Labour politician Denis MacShane’s discussion of Brexit and Foreign Policy on the Carnegie Europe site was thoughtful, if depressing.

There have been a lot of excellent things written this week about what is belatedly being recognized as the crucial issue of the Irish border, and this by Siobhan Fenton in Prospect was perhaps the best of them. Simon Jenkins’s piece in The Guardian is also worth a read.

Professor Kenneth Armstrong of Cambridge University’s discussion of Brexit ‘originalism’ on The Conversation site is – sorry for the pun – an original take on the schisms within the Brexiter camp.

My two favourite Brexit commentators wrote great pieces this week: Ian Dunt on Brexit transitional agreements on politics.co.uk and David Allen Green on the same topic in the FT. Green also wrote a very incisive piece on the Referendum question and an excellent analysis of the ‘EEA option’ both also in the FT (paywalled). These two are stand-out commentators for being invariably well-informed and on the pulse of Brexit debates, and whilst both write elegantly and sharply they are quite different in style: Green forensic and limpid; Dunt rhetorical and elegiac.

Almost undiscussed in the debates on Brexit so far has been its effect (for both the UK and the EU) on the numerous agreements, both trade and non-trade, between the EU and third parties. This piece (written a few weeks ago, but I only read it this week) by Guillaume van der Loo and Steven Blockmans on the CEPS site is a clear introduction to this very complex issue.
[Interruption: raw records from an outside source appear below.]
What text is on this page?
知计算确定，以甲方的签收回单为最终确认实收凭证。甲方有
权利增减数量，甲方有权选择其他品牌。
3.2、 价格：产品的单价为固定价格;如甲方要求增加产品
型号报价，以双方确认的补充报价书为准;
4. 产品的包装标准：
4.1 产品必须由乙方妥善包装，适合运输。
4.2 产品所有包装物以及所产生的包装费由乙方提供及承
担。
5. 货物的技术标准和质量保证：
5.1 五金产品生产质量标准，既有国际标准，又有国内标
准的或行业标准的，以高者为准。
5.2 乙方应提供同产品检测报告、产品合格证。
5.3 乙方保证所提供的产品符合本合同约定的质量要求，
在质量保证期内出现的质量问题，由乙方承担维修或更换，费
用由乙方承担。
Pick of the week for me, for its punchy writing and neat drawing together of numerous aspects of the Brexit debacle, was this scathing polemic by Jenni Russell in the New York Times.

Recommended only because they lay bare the paucity of Brexiter thinking are two stupendously dishonest pieces. The first by Brendan O’Neill in The Spectator argues that leaver voters are heroic because a poll shows that they are happy with Brexit even if it means economic damage to the UK and to their own families, an argument which would carry slightly more weight had Leave campaigned on the basis that this would be the effect of Brexit rather than having claimed that any such damage was just ‘Project Fear’ scaremongering; the second by Daniel Hannan (he of “absolutely nobody is talking about threatening our place the single market” fame) on the ‘good news’ of Brexit in the New York Times which is tendentious and mendacious in equal measure: there is not a single line in it which could inspire anything other than contempt from anyone remotely wedded to honest debate.

Finally, anyone reading this who missed my own blogposts this week will find an analysis of the Brexiter myth peddled by Liam Fox and others that existing regulatory harmonization makes a Brexit trade deal easy, and a detailed rebuttal of John Redwood’s blogpost on the current Brexit situation. Thanks to Ceri Shields for writing to me about these posts to say that “your clean and elegant prose style is always a pleasure. People you’ll never meet out here in internet land appreciate it”. Much appreciated.

[Acknowledgements: Thanks to Polly Polak of Universidad de Salamanca, Spain, Jennifer Zerk of Jennifer Zerk Consulting and Associate Fellow of Chatham House, and Oliver Norgrove of Royal Holloway, University of London for alerting me to some of the things cited (and to others not cited). Neither they nor the institutions with which they are affiliated are, of course, responsible for any interpretation I have put upon those citations here].

Updated with minor edits 5 August 2017.